Giorgetto Giugiaro: ele desenhou o seu carro
Em uma época em que o design automotivo parece cada vez mais refém da aerodinâmica ditada por softwares e da homogeneização dos SUVs, é quase um alívio – e também um lembrete incômodo – lembrar que já existiu um tempo em que um único homem podia definir a aparência de uma geração inteira de carros. Esse homem foi Giorgetto Giugiaro, o designer italiano que, direta ou indiretamente, desenhou o carro de milhões de pessoas. E não estamos falando de raridades de colecionador ou de supercarros inalcançáveis. Giugiaro deu forma a carros que cruzaram ruas brasileiras, avenidas europeias, estradas americanas e pistas asiáticas.

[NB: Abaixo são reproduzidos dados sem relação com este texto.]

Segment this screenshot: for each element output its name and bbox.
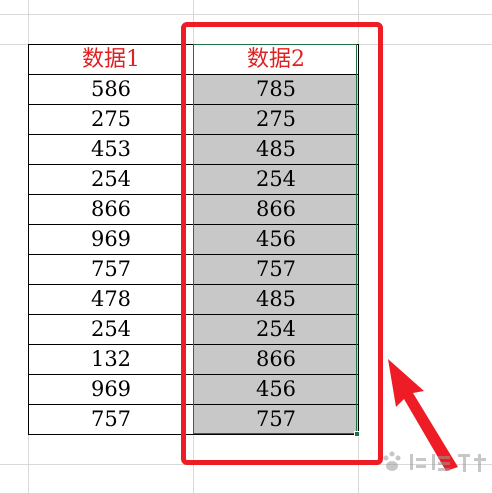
table-row: 254 254	[28, 314, 359, 345]
cell-col1[interactable]: 254	[28, 164, 194, 195]
table-row: 866 866	[28, 194, 359, 225]
cell-col2[interactable]: 866	[193, 344, 359, 375]
cell-col2[interactable]: 757	[193, 254, 359, 285]
cell-col1[interactable]: 969	[28, 374, 194, 405]
table-row: 969 456	[28, 374, 359, 405]
cell-col2[interactable]: 485	[193, 134, 359, 165]
cell-col1[interactable]: 275	[28, 104, 194, 135]
column-header-1[interactable]: 数据1	[28, 44, 194, 75]
table-row: 254 254	[28, 164, 359, 195]
cell-col1[interactable]: 757	[28, 404, 194, 435]
cell-col1[interactable]: 453	[28, 134, 194, 165]
cell-col2[interactable]: 785	[193, 74, 359, 105]
cell-col2[interactable]: 757	[193, 404, 359, 435]
table-row: 478 485	[28, 284, 359, 315]
table-row: 757 757	[28, 254, 359, 285]
cell-col2[interactable]: 254	[193, 164, 359, 195]
gridline	[0, 14, 492, 15]
column-header-2[interactable]: 数据2	[193, 44, 359, 75]
cell-col1[interactable]: 586	[28, 74, 194, 105]
cell-col2[interactable]: 275	[193, 104, 359, 135]
cell-col1[interactable]: 969	[28, 224, 194, 255]
table-row: 757 757	[28, 404, 359, 435]
table-row: 132 866	[28, 344, 359, 375]
cell-col1[interactable]: 254	[28, 314, 194, 345]
cell-col2[interactable]: 254	[193, 314, 359, 345]
cell-col1[interactable]: 866	[28, 194, 194, 225]
cell-col1[interactable]: 132	[28, 344, 194, 375]
data-table: 数据1 数据2 586 785 275 275 453 485 254 254 866 866 969 4…	[28, 44, 359, 435]
cell-col2[interactable]: 456	[193, 224, 359, 255]
cell-col2[interactable]: 866	[193, 194, 359, 225]
cell-col2[interactable]: 456	[193, 374, 359, 405]
fill-handle[interactable]	[354, 431, 360, 437]
table-row: 969 456	[28, 224, 359, 255]
table-row: 453 485	[28, 134, 359, 165]
table-header-row: 数据1 数据2	[28, 44, 359, 75]
table-row: 586 785	[28, 74, 359, 105]
table-row: 275 275	[28, 104, 359, 135]
cell-col1[interactable]: 757	[28, 254, 194, 285]
cell-col1[interactable]: 478	[28, 284, 194, 315]
cell-col2[interactable]: 485	[193, 284, 359, 315]
baidu-jingyan-logo	[383, 451, 486, 472]
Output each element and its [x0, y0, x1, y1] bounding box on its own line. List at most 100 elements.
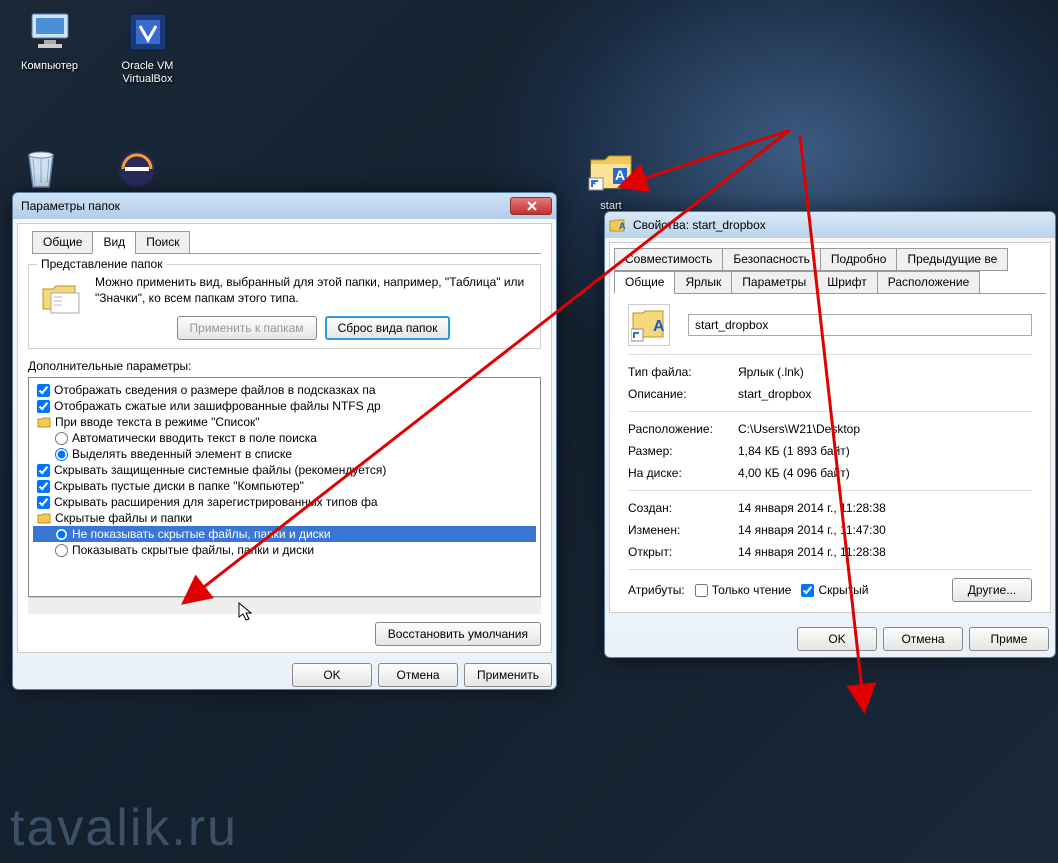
- props-table: Тип файла:Ярлык (.lnk) Описание:start_dr…: [628, 361, 1032, 405]
- pval: 1,84 КБ (1 893 байт): [738, 444, 1032, 458]
- pval: Ярлык (.lnk): [738, 365, 1032, 379]
- properties-icon: A: [609, 217, 625, 233]
- plabel: Изменен:: [628, 523, 738, 537]
- readonly-checkbox-label[interactable]: Только чтение: [695, 583, 792, 597]
- separator: [628, 411, 1032, 412]
- attributes-label: Атрибуты:: [628, 583, 685, 597]
- apply-to-folders-button[interactable]: Применить к папкам: [177, 316, 317, 340]
- radio[interactable]: [55, 432, 68, 445]
- radio[interactable]: [55, 528, 68, 541]
- tab-params[interactable]: Параметры: [731, 271, 817, 294]
- desktop-icon-label: Компьютер: [12, 60, 87, 73]
- window-title: Параметры папок: [17, 199, 510, 213]
- tree-item[interactable]: Скрывать защищенные системные файлы (рек…: [33, 462, 536, 478]
- tree-item[interactable]: Скрывать расширения для зарегистрированн…: [33, 494, 536, 510]
- desktop-icon-virtualbox[interactable]: Oracle VM VirtualBox: [110, 8, 185, 86]
- file-icon: A: [628, 304, 670, 346]
- separator: [628, 490, 1032, 491]
- apply-button[interactable]: Применить: [464, 663, 552, 687]
- pval: 14 января 2014 г., 11:28:38: [738, 545, 1032, 559]
- reset-folders-button[interactable]: Сброс вида папок: [325, 316, 451, 340]
- tree-item-selected[interactable]: Не показывать скрытые файлы, папки и дис…: [33, 526, 536, 542]
- tree-item[interactable]: Скрытые файлы и папки: [33, 510, 536, 526]
- properties-window: A Свойства: start_dropbox Совместимость …: [604, 211, 1056, 658]
- pval: 14 января 2014 г., 11:28:38: [738, 501, 1032, 515]
- tree-item[interactable]: Скрывать пустые диски в папке "Компьютер…: [33, 478, 536, 494]
- close-icon: [511, 198, 553, 214]
- plabel: Описание:: [628, 387, 738, 401]
- desktop-icon-label: Oracle VM VirtualBox: [110, 60, 185, 86]
- props-tabs: Совместимость Безопасность Подробно Пред…: [614, 247, 1046, 294]
- readonly-checkbox[interactable]: [695, 584, 708, 597]
- svg-text:A: A: [653, 318, 665, 335]
- tab-previous[interactable]: Предыдущие ве: [896, 248, 1008, 271]
- tree-item[interactable]: Показывать скрытые файлы, папки и диски: [33, 542, 536, 558]
- folder-rep-text: Можно применить вид, выбранный для этой …: [95, 275, 532, 306]
- ok-button[interactable]: OK: [292, 663, 372, 687]
- checkbox[interactable]: [37, 384, 50, 397]
- tab-search[interactable]: Поиск: [135, 231, 190, 254]
- cancel-button[interactable]: Отмена: [883, 627, 963, 651]
- tab-compat[interactable]: Совместимость: [614, 248, 723, 271]
- watermark: tavalik.ru: [10, 798, 238, 858]
- tab-view[interactable]: Вид: [92, 231, 136, 254]
- advanced-params-label: Дополнительные параметры:: [28, 359, 541, 373]
- tab-details[interactable]: Подробно: [820, 248, 898, 271]
- checkbox[interactable]: [37, 480, 50, 493]
- ok-button[interactable]: OK: [797, 627, 877, 651]
- tab-shortcut[interactable]: Ярлык: [674, 271, 732, 294]
- apply-button[interactable]: Приме: [969, 627, 1049, 651]
- tree-item[interactable]: Отображать сведения о размере файлов в п…: [33, 382, 536, 398]
- groupbox-title: Представление папок: [37, 257, 166, 271]
- cancel-button[interactable]: Отмена: [378, 663, 458, 687]
- tab-general[interactable]: Общие: [32, 231, 93, 254]
- close-button[interactable]: [510, 197, 552, 215]
- desktop-icon-eclipse[interactable]: [112, 145, 162, 197]
- pval: start_dropbox: [738, 387, 1032, 401]
- plabel: Создан:: [628, 501, 738, 515]
- pval: C:\Users\W21\Desktop: [738, 422, 1032, 436]
- tab-layout[interactable]: Расположение: [877, 271, 981, 294]
- eclipse-icon: [113, 145, 161, 193]
- folder-representation-group: Представление папок Можно применить вид,…: [28, 264, 541, 349]
- plabel: Открыт:: [628, 545, 738, 559]
- tree-item[interactable]: Отображать сжатые или зашифрованные файл…: [33, 398, 536, 414]
- tree-item[interactable]: Выделять введенный элемент в списке: [33, 446, 536, 462]
- tab-security[interactable]: Безопасность: [722, 248, 821, 271]
- folder-icon: [37, 511, 51, 525]
- folder-shortcut-icon: A: [587, 148, 635, 196]
- other-attributes-button[interactable]: Другие...: [952, 578, 1032, 602]
- svg-text:A: A: [615, 167, 625, 183]
- horizontal-scrollbar[interactable]: [28, 597, 541, 614]
- restore-defaults-button[interactable]: Восстановить умолчания: [375, 622, 541, 646]
- titlebar[interactable]: A Свойства: start_dropbox: [605, 212, 1055, 238]
- plabel: На диске:: [628, 466, 738, 480]
- svg-text:A: A: [619, 221, 625, 231]
- desktop-icon-computer[interactable]: Компьютер: [12, 8, 87, 73]
- desktop-icon-recyclebin[interactable]: [16, 145, 66, 197]
- separator: [628, 354, 1032, 355]
- tree-item[interactable]: При вводе текста в режиме "Список": [33, 414, 536, 430]
- plabel: Расположение:: [628, 422, 738, 436]
- hidden-checkbox[interactable]: [801, 584, 814, 597]
- tree-item[interactable]: Автоматически вводить текст в поле поиск…: [33, 430, 536, 446]
- tab-font[interactable]: Шрифт: [816, 271, 877, 294]
- checkbox[interactable]: [37, 464, 50, 477]
- virtualbox-icon: [124, 8, 172, 56]
- separator: [628, 569, 1032, 570]
- plabel: Тип файла:: [628, 365, 738, 379]
- checkbox[interactable]: [37, 496, 50, 509]
- tab-general[interactable]: Общие: [614, 271, 675, 294]
- titlebar[interactable]: Параметры папок: [13, 193, 556, 219]
- name-input[interactable]: [688, 314, 1032, 336]
- checkbox[interactable]: [37, 400, 50, 413]
- radio[interactable]: [55, 448, 68, 461]
- pval: 4,00 КБ (4 096 байт): [738, 466, 1032, 480]
- advanced-params-tree[interactable]: Отображать сведения о размере файлов в п…: [28, 377, 541, 597]
- desktop-icon-start-folder[interactable]: A start: [580, 148, 642, 213]
- radio[interactable]: [55, 544, 68, 557]
- hidden-checkbox-label[interactable]: Скрытый: [801, 583, 868, 597]
- desktop: Компьютер Oracle VM VirtualBox A start t…: [0, 0, 1058, 863]
- recyclebin-icon: [17, 145, 65, 193]
- window-title: Свойства: start_dropbox: [629, 218, 1051, 232]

Nascido em 1938, em Garessio, na Itália, Giugiaro cresceu no seio de uma família ligada às artes — seu avô era pintor, o pai ilustrador. O traço veio naturalmente, mas a revolução no design automobilístico foi deliberada. Depois de um começo promissor na Fiat, foi na Bertone e, depois, com sua própria empresa Italdesign (fundada em 1968), que Giugiaro pavimentou sua lenda. Seu currículo é enciclopédico. O Volkswagen Golf Mk1 (1974), o Fiat Panda (1980), o Fiat Uno (1983), o Lancia Delta (1979), o DeLorean DMC-12 (1981), o Saab 9000 (1984) e o Hyundai Sonata original (1985) são apenas alguns dos exemplos. É praticamente impossível que um motorista que viveu entre as décadas de 1970 e 1990 nunca tenha dirigido, comprado ou, ao menos, pegado carona em um carro desenhado por ele.
O Brasil, aliás, foi um dos muitos palcos da influência de Giugiaro. O Fiat Uno, conhecido por seu perfil quadrado, minimalista e inteligente em termos de aproveitamento interno, foi um marco do design racional e eficiente. Ele substituiu o 147 com folga, trouxe uma nova linguagem visual para a Fiat e permaneceu no mercado por mais de três décadas, tornando-se um ícone da paisagem urbana nacional.
A beleza da utilidade
O que diferencia Giugiaro não é apenas a estética, mas a forma como ele compreendeu o automóvel como um objeto de uso cotidiano — e, portanto, de relevância social. Em vez de desenhar carros para serem admirados como esculturas estáticas, ele os desenhava para serem utilizados. Seu estilo é muitas vezes descrito como “funcionalista”, mas há um lirismo escondido na pureza de suas linhas. Giugiaro não se rendia ao exagero ou ao adorno gratuito. Preferia propor soluções que dialogassem com a ergonomia, a eficiência e a produção em escala industrial.
Esse compromisso com a forma seguindo a função tornou-o particularmente valioso para montadoras que precisavam de resultados palpáveis. Sua capacidade de unir beleza e praticidade fez dele uma espécie de arquiteto do mundo real sobre rodas. O Golf Mk1, por exemplo, foi uma revolução ao substituir o Fusca: de motor dianteiro, tração dianteira, linhas retas e praticidade urbana. O Panda, por sua vez, era quase uma lavadora de roupas sobre rodas, de tão espartano — mas conquistou o coração dos europeus pela honestidade de seu design.
Hoje, quando se observa o cenário atual da indústria automobilística, dominado por SUVs genéricos e pelas limitações dos requisitos de segurança e emissões, é inevitável uma certa nostalgia. O legado de Giugiaro é uma lembrança de que carros podem — ou podiam — ser únicos, mesmo quando feitos para as massas. Sua influência permanece, ainda que diluída. A atual proliferação de startups automotivas elétricas, por exemplo, poderia aprender muito com sua filosofia: simplicidade não é sinônimo de pobreza visual. E inovação não precisa ser espalhafatosa.

Ao longo da carreira, Giugiaro também se envolveu com o design de câmeras (para a Nikon), armas (para a Beretta), computadores (para a Apple), trens e até massas. Em 1999, foi eleito o “Designer de Carros do Século” por um júri de 132 jornalistas especializados de 33 países. Um título merecido — ainda que até hoje subestimado fora dos círculos especializados.
Aos 86 anos, completados agora em 2025, Giugiaro já se afastou do dia a dia da Italdesign, que foi vendida à Volkswagen em 2010 e, depois, parcialmente à Audi. Mas sua marca permanece intacta. Como escreveu certa vez um crítico de design: “Giugiaro não desenhou carros, ele desenhou cidades em movimento”. É uma definição precisa. Em cada semáforo, garagem, concessionária ou foto antiga, há um pouco dele. Se você dirigiu um carro popular entre as décadas de 70 e 2000, é bem provável que tenha dirigido um Giorgetto. E talvez nem soubesse.